OCR at intermodal terminals: the link between the port and the hinterland

An intermodal terminal, a dry port or a river terminal connects the maritime mode with rail and road. They are the nodes where a container changes from train to truck, or from barge to train, and where the chain of custody fragments among actors whose systems do not always talk to each other.

The operational complexity is comparable to that of a maritime port: identifying containers, trucks and wagons, planning crane movements and maintaining the traceability of every asset. The problem is that high-performance OCR solutions have historically been designed for large ports with proportionate budgets. Intermodal terminals have been the forgotten segment. That is changing.

The blind spot between modes

The central argument for OCR at an intermodal terminal is not speed but the continuity of traceability at the change of mode. When a container leaves the maritime terminal’s TOS and has not yet entered the recipient’s system, no one sees it automatically. The OCR system captures images of the wagons and the cargo as the train arrives, extracts the box and wagon identifiers, and compares the actual composition with the expected one; any discrepancy automatically generates an exception-management event. If a container is missing or one arrives that should not, the system detects it before the crane starts working. If a box arrives damaged, the information can be shared with third-party systems before the terminal has even unloaded the train.

BIC, UIC and ILU: three codes in the same yard

At an intermodal terminal, three coding systems coexist depending on the transport mode. The BIC code (ISO 6346) identifies maritime containers. The UIC code identifies railway wagons; Rail OCR systems are compatible with European UIC numbers and with AEI-tagged wagons from the United States and Australia. The ILU code is applied in Europe to swap bodies and grabbable semi-trailers: its structure is identical to that of the BIC, with an owner key, a registration number and a check digit.

A modern system trains its AI models to locate and read BIC and UIC codes simultaneously from a dataset rich in images of wagons and containers. The same camera can see a maritime container, the wagon carrying it and a swap body: the OCR must resolve that ambiguity in real time.

Main applications

Road access control

Reading of the BIC, the tractor’s license plate and IMO/ADR indicators, with automatic opening of the barrier against the TOS. The integration of OCR and pre-advice reduces truck dwell time and enables contactless processing.

Full-train reading

As they pass through the gate, the cameras instantly record the identifier of each container or semi-trailer and the wagon number; the train’s complete inventory becomes available immediately, eliminating the slow visual checks by rail agents.

Crane–truck coordination

OCR identifies the truck and its position; the system sends the crane the order to place the container onto that trailer without manual validation. If the cargo does not match the truck or the work order, the truck cannot leave the terminal.

Exit verification

As the train departs, the OCR system verifies that the boxes are in acceptable condition when they leave the facility, protecting the terminal against claims for damage caused during subsequent transport.

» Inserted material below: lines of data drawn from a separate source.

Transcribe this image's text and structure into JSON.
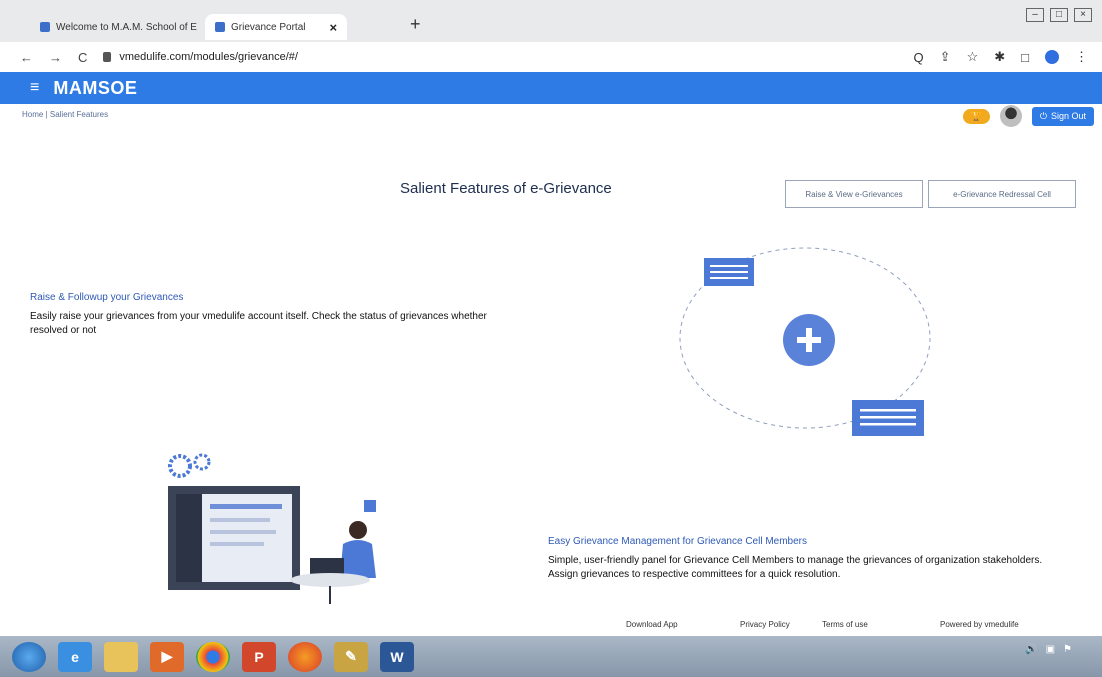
{
  "browser": {
    "tabs": [
      {
        "label": "Welcome to M.A.M. School of E",
        "close": "×"
      },
      {
        "label": "Grievance Portal",
        "close": "×"
      }
    ],
    "new_tab": "+",
    "url": "vmedulife.com/modules/grievance/#/",
    "nav": {
      "back": "←",
      "forward": "→",
      "reload": "C"
    },
    "toolbar_icons": {
      "search": "Q",
      "share": "⇪",
      "star": "☆",
      "extensions": "✱",
      "sidebar": "□",
      "menu": "⋮"
    }
  },
  "app": {
    "brand": "MAMSOE",
    "menu_icon": "≡",
    "breadcrumb": "Home | Salient Features",
    "signout": "Sign Out",
    "accent_color": "#2f7be6"
  },
  "main": {
    "title": "Salient Features of e-Grievance",
    "buttons": {
      "raise": "Raise & View e-Grievances",
      "cell": "e-Grievance Redressal Cell"
    },
    "features": [
      {
        "heading": "Raise & Followup your Grievances",
        "text": "Easily raise your grievances from your vmedulife account itself. Check the status of grievances whether resolved or not"
      },
      {
        "heading": "Easy Grievance Management for Grievance Cell Members",
        "text": "Simple, user-friendly panel for Grievance Cell Members to manage the grievances of organization stakeholders. Assign grievances to respective committees for a quick resolution."
      }
    ]
  },
  "footer": {
    "download": "Download App",
    "privacy": "Privacy Policy",
    "terms": "Terms of use",
    "powered": "Powered by vmedulife"
  },
  "taskbar": {
    "word_label": "W"
  }
}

Lightweight OCR: accessibility for mid-sized terminals

Only 1% of the world’s ports are fully automated; the main barrier is financial, especially for smaller facilities. Advances in AI are opening up more cost-effective alternatives: with machine-learning algorithms and advanced image processing, ports can automate operations over their existing camera networks, with no infrastructure upgrades. A terminal can add OCR as a software layer, without the capital commitment that historically made it unviable.

1 %

Puertos en el mundo totalmente automatizados

The river terminal: specific conditions

In ship-to-shore crane operations, operators have no way to verify the condition of the containers; once set down, they are considered accepted as undamaged, even when they are not. OCR integrated into the crane spreader closes that vulnerability in real time. Added to this are the frequently nighttime operation and the reduced workforce: modern systems operate reliably in backlight, rain and nighttime conditions. At a river terminal, that capability is not a premium feature: it is a basic requirement.

Traceability as legal protection

The most underestimated benefit is not gate speed but the ability to attribute responsibility. When a container arrives damaged after passing through several modes and terminals, determining who caused the damage becomes litigation. Traceability systems implemented alongside the TOS offer greater transparency and asset visibility, which translates into faster decisions and greater trust among key stakeholders. Each timestamped image at every change of mode is a liability cut-off point: for a terminal operating as an intermediary between shipping line, rail operator and carrier, that documentation turns a dispute into a brief conversation.